Wed, 01 Oct 2003

The Bali summit: Start of ASEAN's collective leadership?

Bantarto Bandoro, Editor, 'The Indonesian Quarterly', Centre for Strategic and International Studies (CSIS), Jakarta
bandoro@csis.or.id

Indonesia will host ASEAN's summit meeting in Bali early next month, while the country is doing its utmost to regain strategic centrality in Southeast Asia and the region faces great challenges concerning international terrorism. Indonesia itself should use the Bali summit to gain strength in its regional diplomacy.

Fundamental policy transformations and the attitude of Indonesia toward regional issues have been quite evident during the past two or three years, in which the region was seized by a number of contentious issues, such as people smuggling, the illicit trafficking of arms, and terrorism.

In particular, the image of the region has changed, from stable and conflict-free into a region that breeds terrorism. Indonesia's regional and international policies are consequently framed against such an image. But Malaysia, Singapore, the Philippines and even Thailand, gained U.S. and regional respect for stern action against alleged terrorist organizations operating on their own soil.

The participants themselves should prevent the summit from being dominated by the issue of terrorism. Nevertheless, countries in the region have been brought to the point where their governments can no longer act independently in their fight against terrorism and other contentious issues.
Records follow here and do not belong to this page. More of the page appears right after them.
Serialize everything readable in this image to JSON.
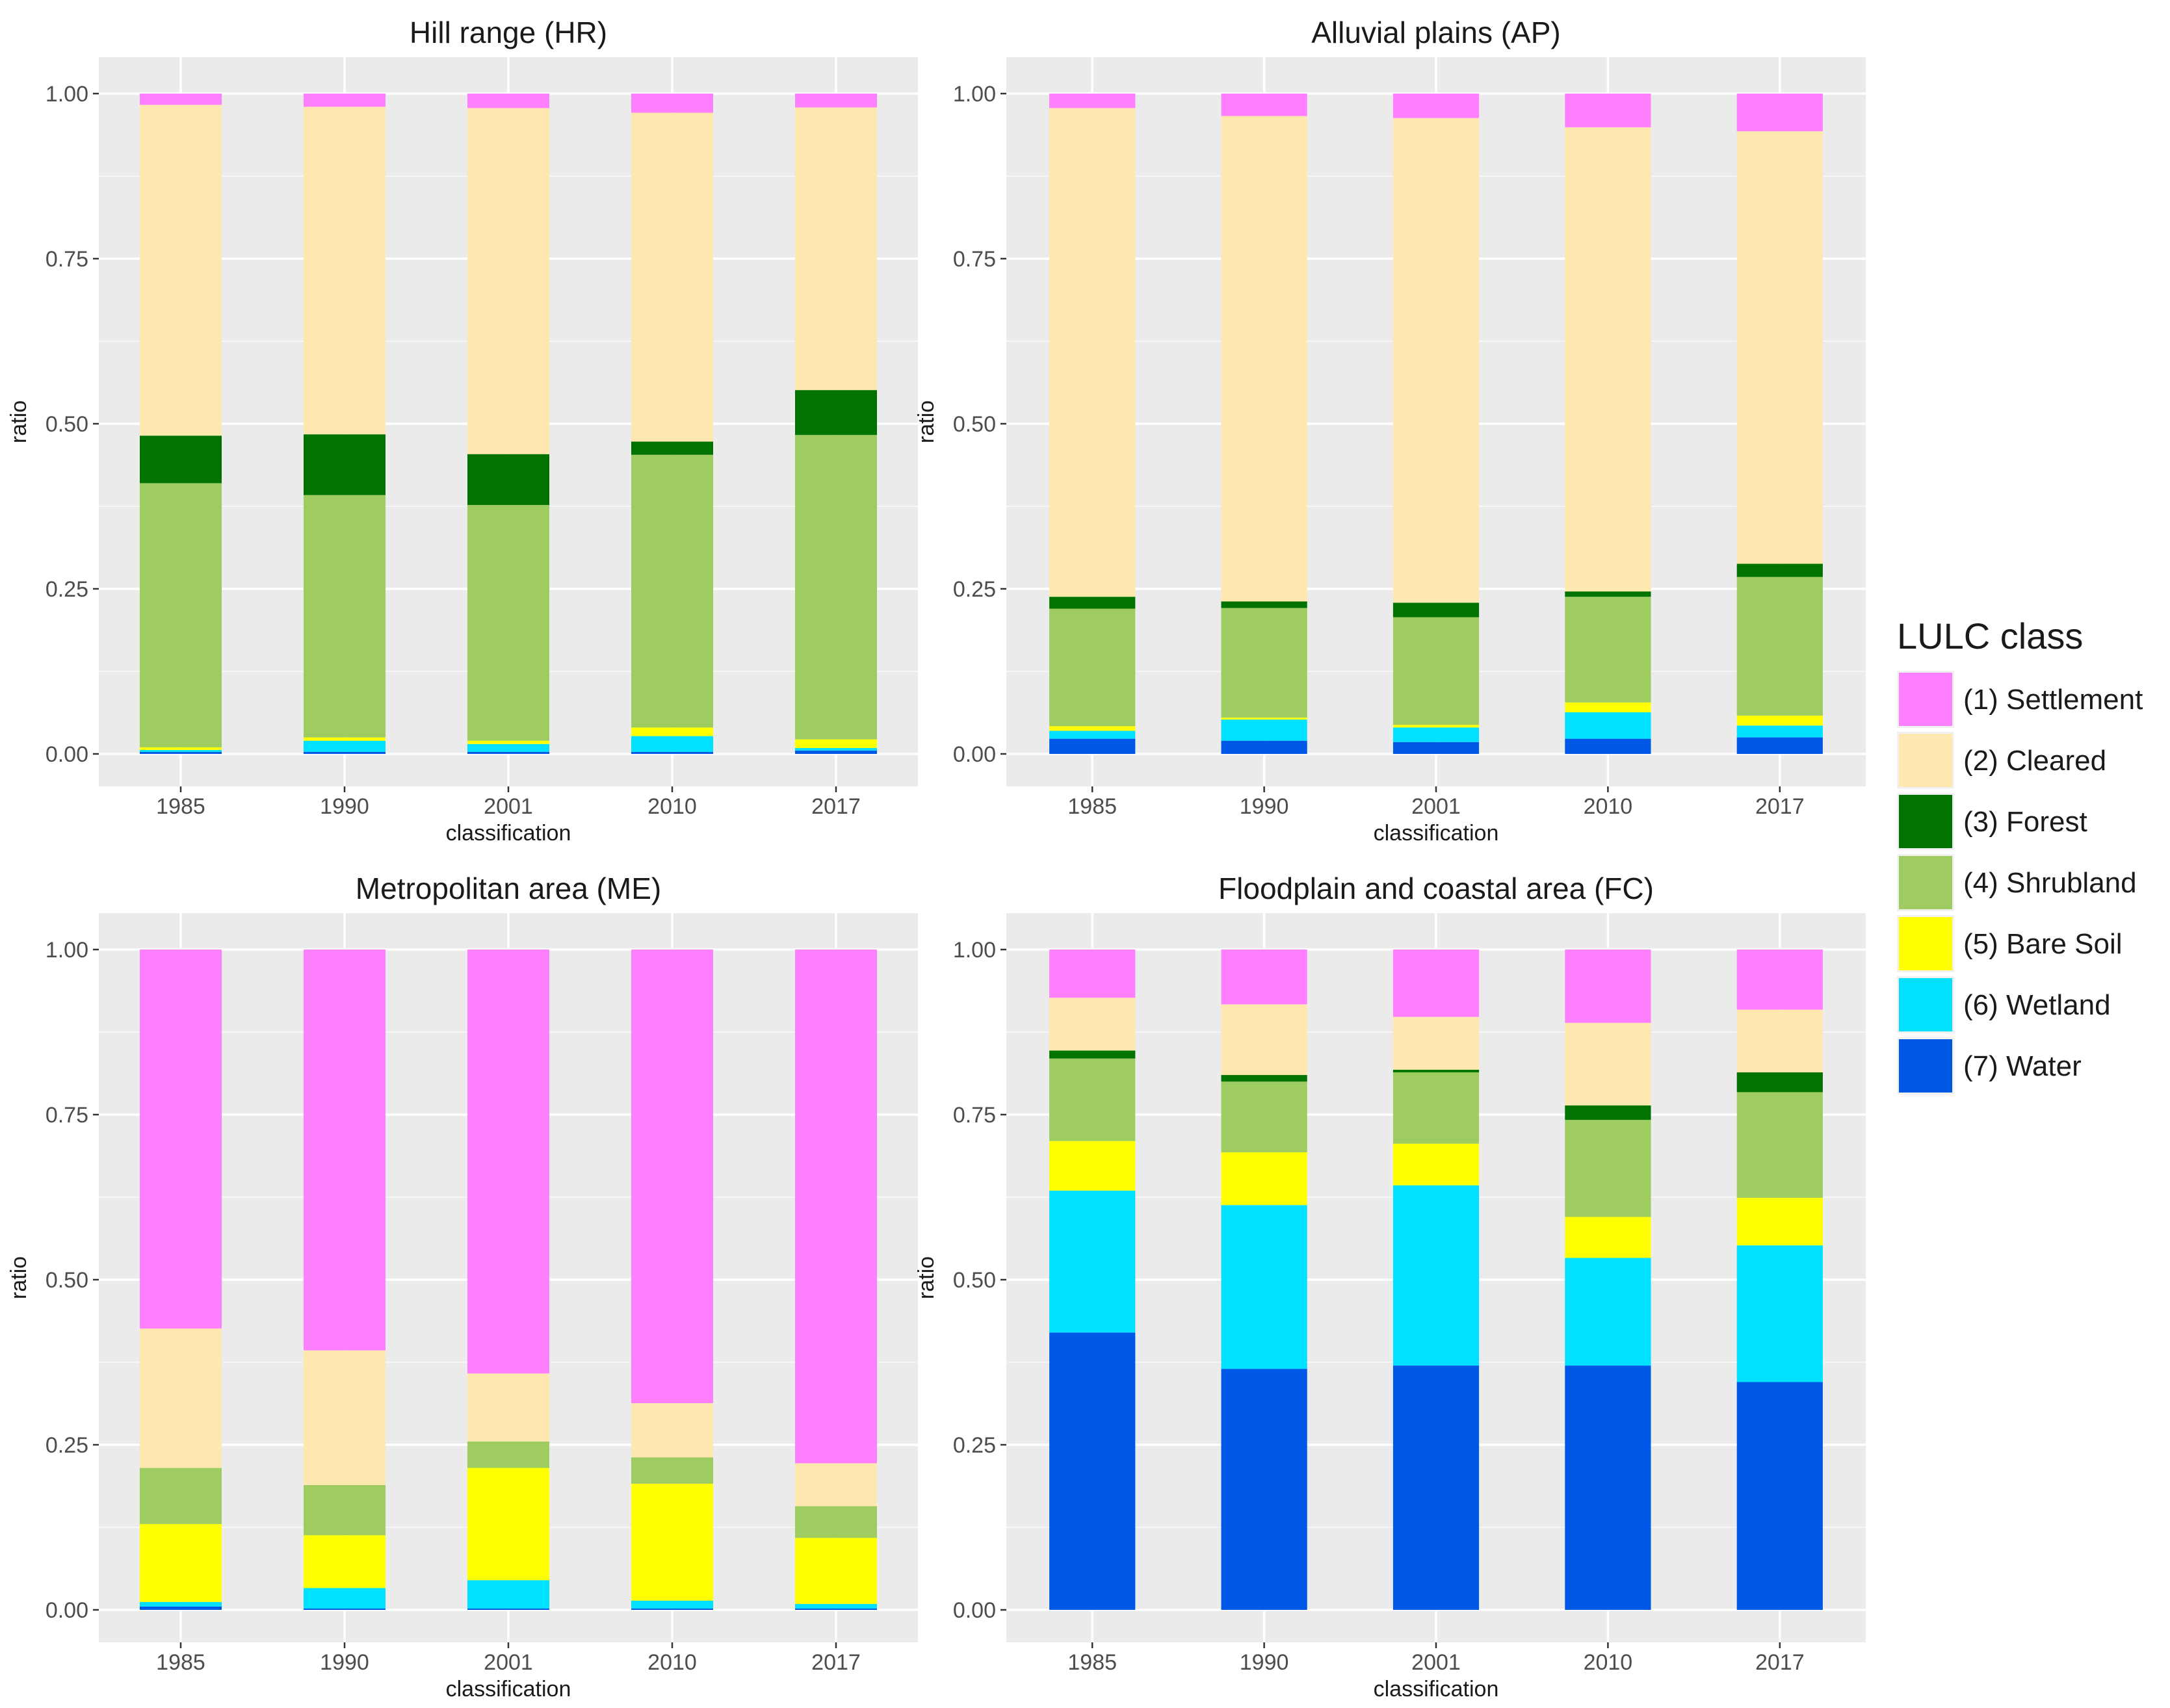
{
  "chart_data": [
    {
      "type": "bar",
      "stacked": true,
      "title": "Hill range (HR)",
      "xlabel": "classification",
      "ylabel": "ratio",
      "ylim": [
        0,
        1
      ],
      "categories": [
        "1985",
        "1990",
        "2001",
        "2010",
        "2017"
      ],
      "series": [
        {
          "name": "(7) Water",
          "values": [
            0.003,
            0.003,
            0.003,
            0.003,
            0.005
          ]
        },
        {
          "name": "(6) Wetland",
          "values": [
            0.003,
            0.017,
            0.012,
            0.024,
            0.004
          ]
        },
        {
          "name": "(5) Bare Soil",
          "values": [
            0.004,
            0.005,
            0.005,
            0.013,
            0.013
          ]
        },
        {
          "name": "(4) Shrubland",
          "values": [
            0.4,
            0.367,
            0.357,
            0.413,
            0.461
          ]
        },
        {
          "name": "(3) Forest",
          "values": [
            0.072,
            0.092,
            0.077,
            0.02,
            0.068
          ]
        },
        {
          "name": "(2) Cleared",
          "values": [
            0.501,
            0.496,
            0.524,
            0.498,
            0.428
          ]
        },
        {
          "name": "(1) Settlement",
          "values": [
            0.017,
            0.02,
            0.022,
            0.029,
            0.021
          ]
        }
      ]
    },
    {
      "type": "bar",
      "stacked": true,
      "title": "Alluvial plains (AP)",
      "xlabel": "classification",
      "ylabel": "ratio",
      "ylim": [
        0,
        1
      ],
      "categories": [
        "1985",
        "1990",
        "2001",
        "2010",
        "2017"
      ],
      "series": [
        {
          "name": "(7) Water",
          "values": [
            0.023,
            0.02,
            0.018,
            0.023,
            0.025
          ]
        },
        {
          "name": "(6) Wetland",
          "values": [
            0.012,
            0.032,
            0.022,
            0.04,
            0.018
          ]
        },
        {
          "name": "(5) Bare Soil",
          "values": [
            0.007,
            0.003,
            0.004,
            0.015,
            0.015
          ]
        },
        {
          "name": "(4) Shrubland",
          "values": [
            0.178,
            0.166,
            0.163,
            0.16,
            0.21
          ]
        },
        {
          "name": "(3) Forest",
          "values": [
            0.018,
            0.01,
            0.022,
            0.008,
            0.02
          ]
        },
        {
          "name": "(2) Cleared",
          "values": [
            0.74,
            0.735,
            0.734,
            0.703,
            0.655
          ]
        },
        {
          "name": "(1) Settlement",
          "values": [
            0.022,
            0.034,
            0.037,
            0.051,
            0.057
          ]
        }
      ]
    },
    {
      "type": "bar",
      "stacked": true,
      "title": "Metropolitan area (ME)",
      "xlabel": "classification",
      "ylabel": "ratio",
      "ylim": [
        0,
        1
      ],
      "categories": [
        "1985",
        "1990",
        "2001",
        "2010",
        "2017"
      ],
      "series": [
        {
          "name": "(7) Water",
          "values": [
            0.005,
            0.002,
            0.002,
            0.002,
            0.002
          ]
        },
        {
          "name": "(6) Wetland",
          "values": [
            0.007,
            0.031,
            0.043,
            0.012,
            0.007
          ]
        },
        {
          "name": "(5) Bare Soil",
          "values": [
            0.118,
            0.08,
            0.17,
            0.177,
            0.1
          ]
        },
        {
          "name": "(4) Shrubland",
          "values": [
            0.085,
            0.076,
            0.04,
            0.04,
            0.048
          ]
        },
        {
          "name": "(3) Forest",
          "values": [
            0.0,
            0.0,
            0.0,
            0.0,
            0.0
          ]
        },
        {
          "name": "(2) Cleared",
          "values": [
            0.211,
            0.204,
            0.103,
            0.082,
            0.065
          ]
        },
        {
          "name": "(1) Settlement",
          "values": [
            0.574,
            0.607,
            0.642,
            0.687,
            0.778
          ]
        }
      ]
    },
    {
      "type": "bar",
      "stacked": true,
      "title": "Floodplain and coastal area (FC)",
      "xlabel": "classification",
      "ylabel": "ratio",
      "ylim": [
        0,
        1
      ],
      "categories": [
        "1985",
        "1990",
        "2001",
        "2010",
        "2017"
      ],
      "series": [
        {
          "name": "(7) Water",
          "values": [
            0.42,
            0.365,
            0.37,
            0.37,
            0.345
          ]
        },
        {
          "name": "(6) Wetland",
          "values": [
            0.215,
            0.248,
            0.273,
            0.163,
            0.207
          ]
        },
        {
          "name": "(5) Bare Soil",
          "values": [
            0.075,
            0.08,
            0.063,
            0.062,
            0.072
          ]
        },
        {
          "name": "(4) Shrubland",
          "values": [
            0.125,
            0.107,
            0.108,
            0.147,
            0.16
          ]
        },
        {
          "name": "(3) Forest",
          "values": [
            0.012,
            0.01,
            0.004,
            0.022,
            0.03
          ]
        },
        {
          "name": "(2) Cleared",
          "values": [
            0.08,
            0.107,
            0.08,
            0.125,
            0.095
          ]
        },
        {
          "name": "(1) Settlement",
          "values": [
            0.073,
            0.083,
            0.102,
            0.111,
            0.091
          ]
        }
      ]
    }
  ],
  "legend": {
    "title": "LULC class",
    "items": [
      {
        "label": "(1) Settlement",
        "color": "#ff80ff"
      },
      {
        "label": "(2) Cleared",
        "color": "#ffe8b0"
      },
      {
        "label": "(3) Forest",
        "color": "#007300"
      },
      {
        "label": "(4) Shrubland",
        "color": "#9ecc60"
      },
      {
        "label": "(5) Bare Soil",
        "color": "#ffff00"
      },
      {
        "label": "(6) Wetland",
        "color": "#00e0ff"
      },
      {
        "label": "(7) Water",
        "color": "#0059e6"
      }
    ]
  },
  "y_tick_labels": [
    "0.00",
    "0.25",
    "0.50",
    "0.75",
    "1.00"
  ]
}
The essence of the summit will be that of enhancing regional capabilities in confronting acute political and security problems. It is perhaps against such a background that the idea of ASEAN as a security community was proposed.

The theme of the Bali summit is "Towards ASEAN economic and security community". Such a theme has largely occupied the agenda of recent ASEAN regional meetings. Rapid development in technology, the economy and security, were perhaps among the factors that prompted ASEAN to adopt such an ambitious theme.
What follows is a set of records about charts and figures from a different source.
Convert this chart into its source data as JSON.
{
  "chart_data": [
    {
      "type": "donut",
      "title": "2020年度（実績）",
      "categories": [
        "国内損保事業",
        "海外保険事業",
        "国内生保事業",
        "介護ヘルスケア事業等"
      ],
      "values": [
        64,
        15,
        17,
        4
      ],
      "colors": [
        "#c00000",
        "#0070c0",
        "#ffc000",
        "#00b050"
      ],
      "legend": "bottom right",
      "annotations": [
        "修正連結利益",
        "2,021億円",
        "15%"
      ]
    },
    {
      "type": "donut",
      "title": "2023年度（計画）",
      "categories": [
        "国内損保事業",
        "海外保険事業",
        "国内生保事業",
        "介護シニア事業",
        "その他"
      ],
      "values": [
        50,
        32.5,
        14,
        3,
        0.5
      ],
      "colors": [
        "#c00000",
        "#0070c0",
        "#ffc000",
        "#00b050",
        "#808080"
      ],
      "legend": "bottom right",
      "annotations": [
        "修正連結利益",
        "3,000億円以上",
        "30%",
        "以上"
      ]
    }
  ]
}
Yet skepticism remains over whether Indonesia's leadership can achieve such objectives, given the country's host of other problems and its perceived waning leadership.

The world will judge the impact of ASEAN's ninth summit on making Southeast Asia more attractive for foreign investment and its contribution to the stability and security of the region. The notion of an ASEAN economic and security community -- which has not gained much support within the region itself -- was launched in anticipation of future political and economic turbulence (deriving from inside or outside the region).

The idea behind the ASEAN security community (ASC) is to reformulate relations within ASEAN and more importantly to reinvigorate the ASEAN organization. Given problems arising since the economic crisis in 1997, a wide array of different and more complex intra-security problems have emerged.

Thus, Jakarta is keen to develop a coordinated mechanism to deal with various non-traditional security threats (such as trafficking and epidemics). The perception that ASEAN needs to be rejuvenated is in line with Indonesia's own perspective of its position in the regional equation. Thus, through the summit, Indonesia hopes to put forward a proposal that allows it to reemphasize its strategic centrality. But even without Indonesia -- and as Malaysia's leader Mahathir Mohamad is soon to leave the ASEAN scene -- leadership certainly remains a strategic problem for ASEAN.

However ambitious the new regional program of action is, goals will be ineffective and unachievable unless managed under a strong leadership. Although the security community was Indonesia's initiative, such an idea -- and other ASEAN programs -- would have to be executed under the body's collective leadership. Given rapid and fundamental changes in ASEAN's international environment and the wide array of acute regional problems, leadership by individual countries would be ineffective.

Thus the summit and its possible outcome -- of a spectacular and convincing plan of action -- might reflect the end of Indonesia's regional leadership, or the beginning of ASEAN's new collective leadership.

ASEAN has and will continue to experience turbulence leading to heightened alert over regional political and security issues. Challenges of collective leadership will not only stem from the way it manages new regional problems, but also the extent to which several flashpoints of actual and potential conflict -- such as the nuclear issue on the Korean Peninsula and sovereignty disputes -- affect the region's stability and security.

In Bali, ASEAN is setting out to deal more effectively with forces threatening its solidarity and cohesion. The issue of leadership implies that ASEAN must initiate fresh approaches to potential regional problems.

It is also through the Bali summit that ASEAN must allow itself to wield its already considerable weight in the world. With its new plan of action, hopefully it will be able to avoid the problem of other regional associations -- burdened by the dominance and influence of their largest member.

Indonesia, at least at this juncture, should take the credit for efforts enhancing the regional body's institutional capacity. However, there are still many obstacles to be overcome, many new complex questions to be evaluated and many more ideas to be fleshed out and tested. This indeed is the real diplomatic challenge of ASEAN's collective leadership.